Although the subcutaneous route is preferred in palliative care, this route has not been fully studied. In addition, midazolam and haloperidol are unlicensed or off-label in this patient group [
15,
16,
40,
41]. Regarding opioids, only small and mostly non-randomized controlled clinical trials have compared the subcutaneous route with another route of administration [
12,
42]. In those studies similar feasibility, efficacy and opioid doses were found for the subcutaneous route and the intravenous route. Moreover, in some studies the subcutaneous route was preferred because of lower complication risks. Only small and outdated prospective studies are available for midazolam, which all found subcutaneous administration of midazolam to be feasible and effective [
39,
43,
44]. Regarding haloperidol, only retrospective descriptive studies or overview articles are available, even without addressing the administration route [
45‐
48]. In conclusion, strict monitoring of the efficacy of subcutaneous morphine, midazolam and haloperidol is essential and more pharmacokinetic and pharmacodynamics studies are needed.
Strengths and limitations
A strength of the present study is that actually administered regular medication in the palliative care setting was evaluated at two significant time points, detailing drug doses and routes of administration. In addition, electronically recorded prescriptions were available, preventing the errors of written medication orders when extracting data.

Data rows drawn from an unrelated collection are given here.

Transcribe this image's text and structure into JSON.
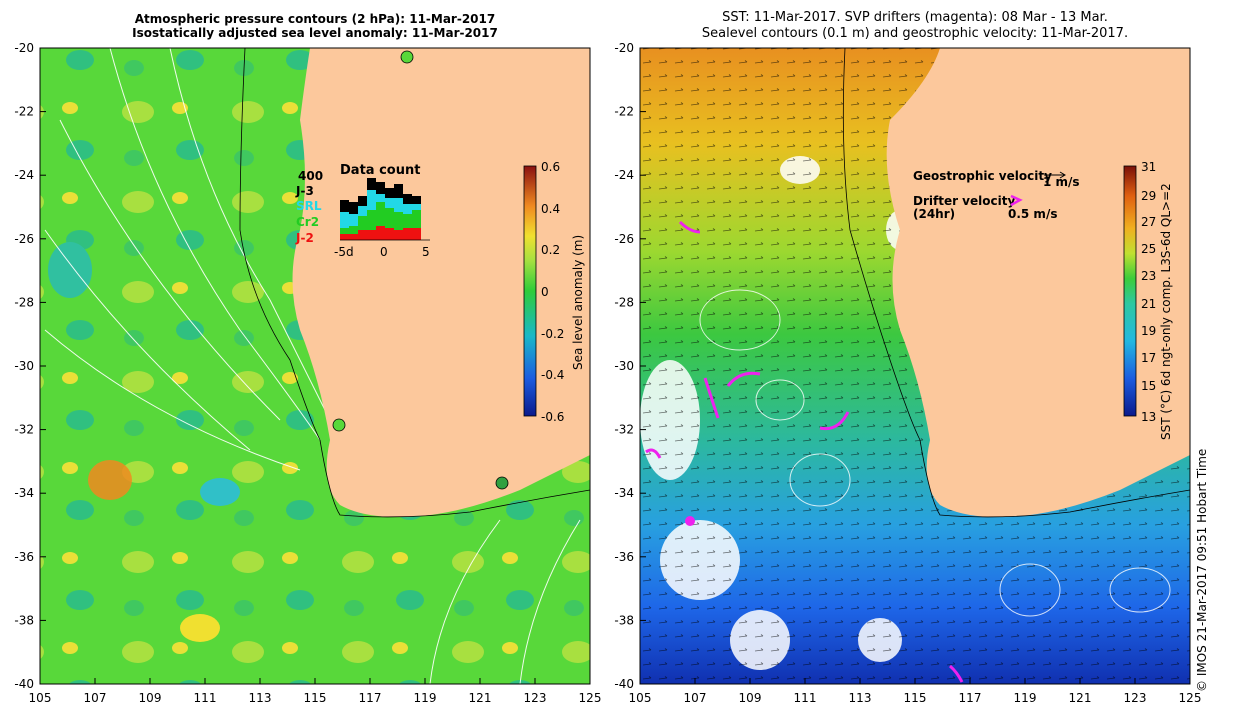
{
  "left_map": {
    "title_line1": "Atmospheric pressure contours (2 hPa): 11-Mar-2017",
    "title_line2": "Isostatically adjusted sea level anomaly: 11-Mar-2017",
    "colorbar_label": "Sea level anomaly (m)",
    "colorbar_ticks": [
      "0.6",
      "0.4",
      "0.2",
      "0",
      "-0.2",
      "-0.4",
      "-0.6"
    ],
    "inset": {
      "title": "Data count",
      "max_label": "400",
      "legend": [
        {
          "label": "J-3",
          "color": "#000000"
        },
        {
          "label": "SRL",
          "color": "#22d8e6"
        },
        {
          "label": "Cr2",
          "color": "#22cc22"
        },
        {
          "label": "J-2",
          "color": "#ee1111"
        }
      ],
      "x_ticks": [
        "-5d",
        "0",
        "5"
      ]
    }
  },
  "right_map": {
    "title_line1": "SST: 11-Mar-2017. SVP drifters (magenta): 08 Mar - 13 Mar.",
    "title_line2": "Sealevel contours (0.1 m) and geostrophic velocity: 11-Mar-2017.",
    "colorbar_label": "SST (°C) 6d ngt-only comp. L3S-6d QL>=2",
    "colorbar_ticks": [
      "31",
      "29",
      "27",
      "25",
      "23",
      "21",
      "19",
      "17",
      "15",
      "13"
    ],
    "legend": {
      "geostrophic_label": "Geostrophic velocity",
      "geostrophic_scale": "1 m/s",
      "drifter_label": "Drifter velocity",
      "drifter_sub": "(24hr)",
      "drifter_scale": "0.5 m/s"
    }
  },
  "axes": {
    "x_ticks": [
      "105",
      "107",
      "109",
      "111",
      "113",
      "115",
      "117",
      "119",
      "121",
      "123",
      "125"
    ],
    "y_ticks": [
      "-20",
      "-22",
      "-24",
      "-26",
      "-28",
      "-30",
      "-32",
      "-34",
      "-36",
      "-38",
      "-40"
    ]
  },
  "credit": "© IMOS 21-Mar-2017 09:51 Hobart Time",
  "colors": {
    "land": "#fcc89c",
    "ocean_green": "#55dd33",
    "sst_warm": "#f0a020",
    "sst_cold": "#2266ee",
    "drifter": "#ee22ee"
  }
}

Several limitations should be addressed however. First, this was a single-centre study of which the results cannot be extrapolated to other palliative care settings or other countries as prescription practices may differ. Second, as needed prescriptions were excluded from analysis, since our electronic prescription system did not detail how much as needed medication was actually given. In our centre, ‘as needed’ prescriptions mainly serve to increase the already prescribed doses of the medications, for example when worsening of symptoms is expected. When a patient is given the ‘as needed’ medication on a regular basis, the maintenance prescription dose is adapted accordingly. Unfortunately, also indications for drugs could not be analysed, since this information was not electronically recorded. In future research, both the as needed medication and the indications should be included, so as to provide a complete overview of administered symptom-specific drugs. Lastly, outcomes of validated assessment instruments for pain, sedation and delirium were not available. In future research these assessments should be included to add information on the efficacy of drugs.
Recommendation
From the above it follows that pharmacotherapy in palliative care offers room for improvement. Therefore, we would recommend to strictly monitor the efficacy of the subcutaneously administered drugs with the use of validated pain, sedation and delirium assessment instruments. This will help recognize worsening of symptoms and enable to taper treatment to a patient’s needs.